How can we use this for us today? As Chuck Swindoll asked, when was the last time you had an unbelieving family over for dinner? When was the last time you went to dinner anywhere with an unbelieving family or just an individual? Did you refuse to go to a place of their choosing because there would be ” alcohol their ” or ” secular music and alcohol “? When was the last time you mingled with non-believers anywhere and just conversed with them? Maybe nothing more than good-natured banter or talk about sports or shopping while refraining from gossip or cussing without condemning them through words of facial expressions? When was the last time you went to a coworkers or friends home for a ” house party ” where there would be wine while cupcakes, dishes or makeup was being sold? You can go, have fun, laugh and still not violate your conscience if you have a personal conviction against drinking.

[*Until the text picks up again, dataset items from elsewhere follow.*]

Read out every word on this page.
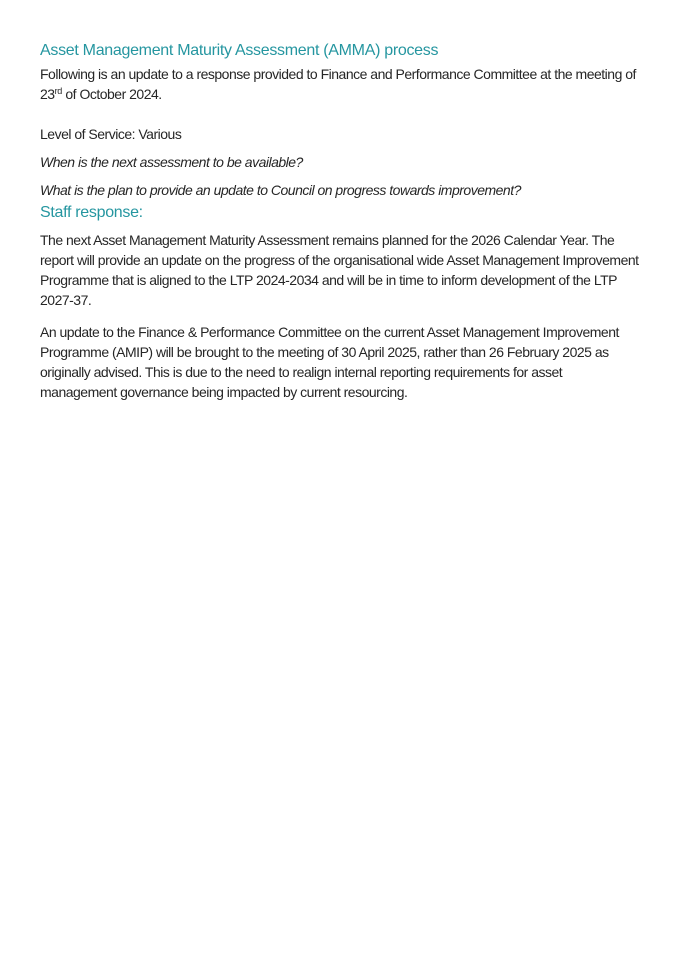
Asset Management Maturity Assessment (AMMA) process

Following is an update to a response provided to Finance and Performance Committee at the meeting of 23rd of October 2024.

Level of Service: Various

When is the next assessment to be available?

What is the plan to provide an update to Council on progress towards improvement?

Staff response:

The next Asset Management Maturity Assessment remains planned for the 2026 Calendar Year. The report will provide an update on the progress of the organisational wide Asset Management Improvement Programme that is aligned to the LTP 2024-2034 and will be in time to inform development of the LTP 2027-37.

An update to the Finance & Performance Committee on the current Asset Management Improvement Programme (AMIP) will be brought to the meeting of 30 April 2025, rather than 26 February 2025 as originally advised. This is due to the need to realign internal reporting requirements for asset management governance being impacted by current resourcing.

The point is, when was the last time you compromised to the benefit of others for the faith? You may be the only person they see who isn’t a stuck up, judgemental and prudish Christian. You may be the one person whose willingness to go to them and not judge, but accept them, that opens their mind to the truth of the gospel. There’s a saying that goes something like this – don’t be so heavenly minded that you’re of no earthly good. Don’t be afraid to compromise a little for an eternal benefit.